Ben bunları "Kapatmacılar" olarak isimlendiriyorum. 27 Mayıs'ta idamlarla bile heyecanlanmışlardı. 9 - 12 Mart 1971'de bize yol açıldı diye heyecanlanmışlardı. 12 Eylül'deki tasfiyelerde heyecanlanmışlardı. 28 şubat sürecinde kimlerin gerdek heyecanı yaşadığını, kimlerin post modern darbeyi sivil toplum hareketi gibi gösterdiğini biliyoruz. 27 Nisan e- muhtıra karşısında CHP'nin sessiz kalmasını, CHP'den genel başkan adayı olan Haluk Koç yadırgadığını açıkladı. "O zaman sesimiz çıkmalıydı" dedi.
Ya bugün, Ak Parti'nin kapatılması ihtimali karşısında etekleri zil çalanlara ne demeli?
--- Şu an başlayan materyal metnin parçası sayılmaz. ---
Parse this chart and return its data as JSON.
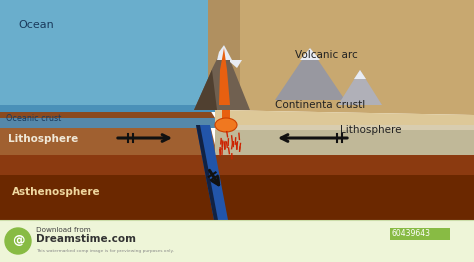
{
  "labels": {
    "ocean": "Ocean",
    "oceanic_crust": "Oceanic crust",
    "volcanic_arc": "Volcanic arc",
    "continental_crust": "Continenta crustl",
    "lithosphere_left": "Lithosphere",
    "lithosphere_right": "Lithosphere",
    "asthenosphere": "Asthenosphere"
  },
  "colors": {
    "ocean_blue": "#6aaecc",
    "ocean_blue_dark": "#4a90b8",
    "oceanic_crust_blue": "#5588aa",
    "left_earth_brown": "#a06030",
    "left_earth_dark": "#8a4a20",
    "right_continental": "#c8a870",
    "right_continental_light": "#ddc898",
    "right_litho_grey": "#c0b898",
    "right_litho_light": "#d8cdb0",
    "asthenosphere_dark": "#6b2800",
    "asthenosphere_med": "#8b3a10",
    "subduct_blue": "#2255aa",
    "subduct_dark": "#112244",
    "lava_orange": "#e86010",
    "lava_red": "#cc2200",
    "magma_orange": "#f07820",
    "volcano_grey": "#706050",
    "volcano_dark": "#504030",
    "snow_white": "#e8ecf4",
    "mountain_grey": "#9898a0",
    "mountain_light": "#b0b0b8",
    "coast_brown": "#b09060",
    "coast_green": "#708050",
    "footer_bg": "#eef5d8",
    "footer_green": "#88bb44",
    "arrow_black": "#111111",
    "text_dark": "#222222",
    "text_blue": "#1a3a5c",
    "text_light": "#f0e8d8"
  },
  "watermark_id": "60439643",
  "figsize": [
    4.74,
    2.62
  ],
  "dpi": 100
}
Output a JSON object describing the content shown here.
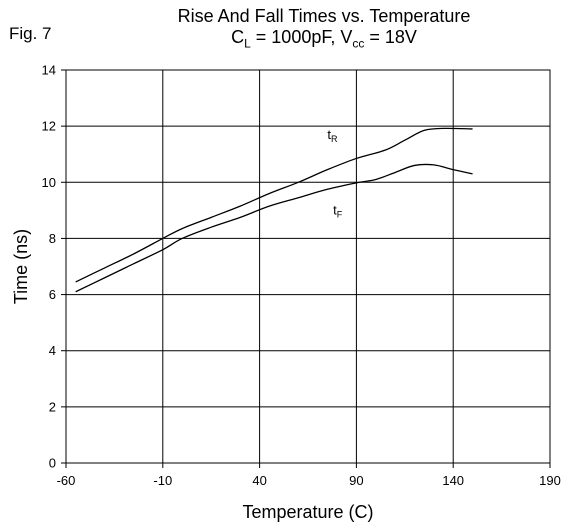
{
  "figure": {
    "label": "Fig. 7",
    "title_line1": "Rise And Fall Times vs. Temperature",
    "title_line2": {
      "cl_main": "C",
      "cl_sub": "L",
      "cl_rest": " = 1000pF, V",
      "vcc_sub": "cc",
      "vcc_rest": " = 18V"
    }
  },
  "chart_data": {
    "type": "line",
    "xlabel": "Temperature (C)",
    "ylabel": "Time (ns)",
    "xlim": [
      -60,
      190
    ],
    "ylim": [
      0,
      14
    ],
    "xticks": [
      -60,
      -10,
      40,
      90,
      140,
      190
    ],
    "yticks": [
      0,
      2,
      4,
      6,
      8,
      10,
      12,
      14
    ],
    "grid": true,
    "series": [
      {
        "name": "tR",
        "label_main": "t",
        "label_sub": "R",
        "color": "#000000",
        "x": [
          -55,
          -40,
          -25,
          -10,
          0,
          15,
          30,
          45,
          60,
          75,
          90,
          105,
          115,
          125,
          135,
          150
        ],
        "y": [
          6.45,
          6.95,
          7.45,
          8.0,
          8.35,
          8.75,
          9.15,
          9.6,
          10.0,
          10.45,
          10.85,
          11.15,
          11.5,
          11.85,
          11.92,
          11.9
        ]
      },
      {
        "name": "tF",
        "label_main": "t",
        "label_sub": "F",
        "color": "#000000",
        "x": [
          -55,
          -40,
          -25,
          -10,
          0,
          15,
          30,
          45,
          60,
          75,
          90,
          100,
          110,
          120,
          130,
          140,
          150
        ],
        "y": [
          6.1,
          6.6,
          7.1,
          7.6,
          8.0,
          8.4,
          8.75,
          9.15,
          9.45,
          9.75,
          9.98,
          10.1,
          10.35,
          10.6,
          10.62,
          10.45,
          10.3
        ]
      }
    ]
  }
}
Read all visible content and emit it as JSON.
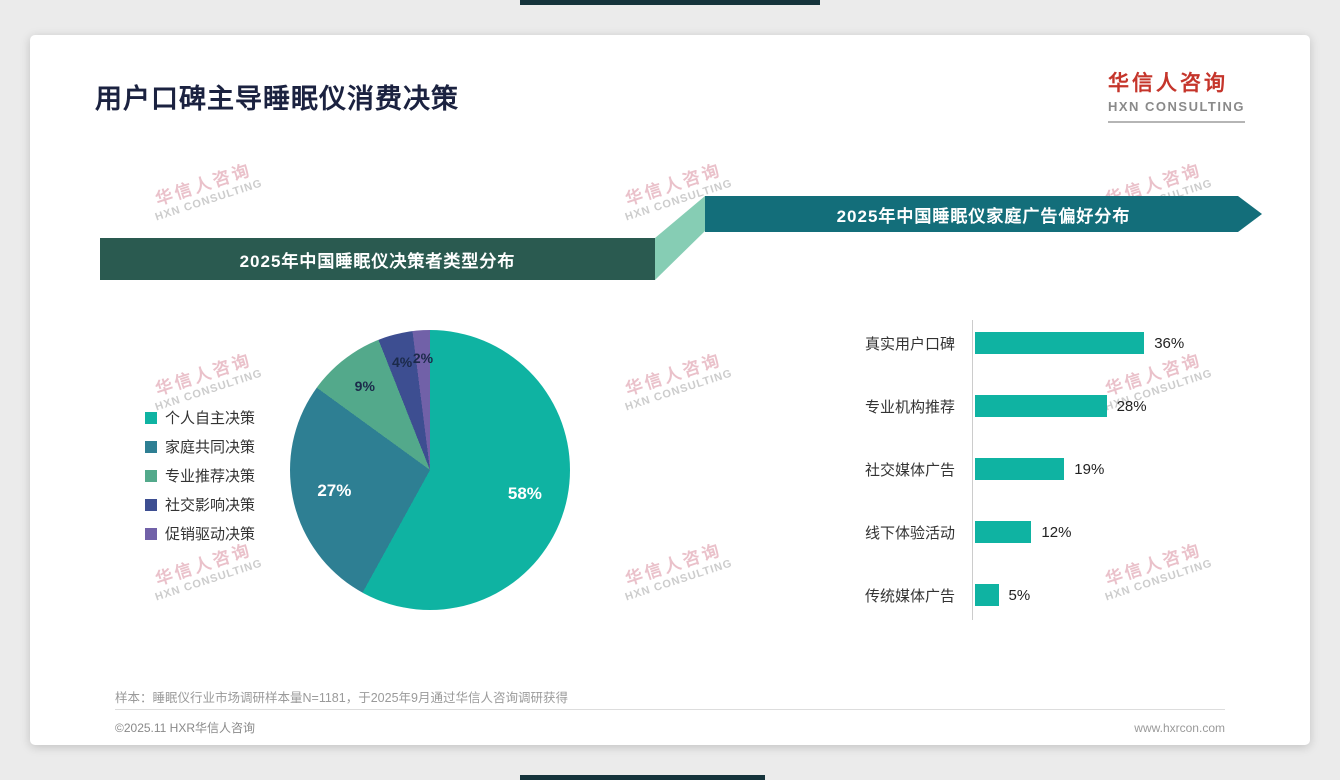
{
  "page": {
    "title": "用户口碑主导睡眠仪消费决策",
    "logo": {
      "cn": "华信人咨询",
      "en": "HXN CONSULTING"
    },
    "watermark": {
      "cn": "华信人咨询",
      "en": "HXN CONSULTING"
    },
    "footnote": "样本：睡眠仪行业市场调研样本量N=1181，于2025年9月通过华信人咨询调研获得",
    "copyright": "©2025.11 HXR华信人咨询",
    "website": "www.hxrcon.com"
  },
  "colors": {
    "banner_left": "#2a5a50",
    "banner_right": "#136e7a",
    "connector": "#86cdb4",
    "accent_red": "#c5352b",
    "bar_teal": "#0fb3a2"
  },
  "chart_data": [
    {
      "type": "pie",
      "title": "2025年中国睡眠仪决策者类型分布",
      "categories": [
        "个人自主决策",
        "家庭共同决策",
        "专业推荐决策",
        "社交影响决策",
        "促销驱动决策"
      ],
      "values": [
        58,
        27,
        9,
        4,
        2
      ],
      "value_suffix": "%",
      "colors": [
        "#0fb3a2",
        "#2e7f93",
        "#53a98b",
        "#3d4e91",
        "#7161a8"
      ],
      "legend_position": "left",
      "start_angle_deg": 0,
      "direction": "clockwise"
    },
    {
      "type": "bar",
      "title": "2025年中国睡眠仪家庭广告偏好分布",
      "orientation": "horizontal",
      "categories": [
        "真实用户口碑",
        "专业机构推荐",
        "社交媒体广告",
        "线下体验活动",
        "传统媒体广告"
      ],
      "values": [
        36,
        28,
        19,
        12,
        5
      ],
      "value_suffix": "%",
      "bar_color": "#0fb3a2",
      "xlim": [
        0,
        40
      ],
      "grid": false,
      "legend_position": "none"
    }
  ]
}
Onlar bu davranışlarının muhasebesini ne zaman yapacak ve utanacaklar? Yoksa yarın onlar da Ak Parti'nin giyotine gönderilmesi karşısında coşku duyduklarını mı söyleyecekler? Tarih hiçbir şeyi unutmuyor. Herkesin notu tarih sayfalarında kayıtlı. Şehzade Mustafa idam edilince Damat Rüstem Paşa gelmiş Kanuni'ye "Devlet bir gaileden kurtuldu Hünkarım" diyerek memnuniyetini ızhar etmiş. Hünkar Paşa'ya bakmış, büyük bir kahır içinde dilinden şu sözler dökülmüş: -Doğru söylersin Paşa demiş, ne de olsa ne devlet senin ne evlat senin. Böyle zamanlar çok kritik zamanlardır. İnsan böyle zamanlarda durduğu yere, söylediği söze dikkat etmeli. Yoksa tarih çok utandırır onu. Naziler'in Yahudi kıyımında rol alanlardan birçoğu sonraları, o korkunç "Yokedici"lik sürecinde nasıl rol aldıklarını hatırlamış ve utancından kaçacak yer aramıştı. Tarih "Yokedici"lerin peşini bırakmıyor.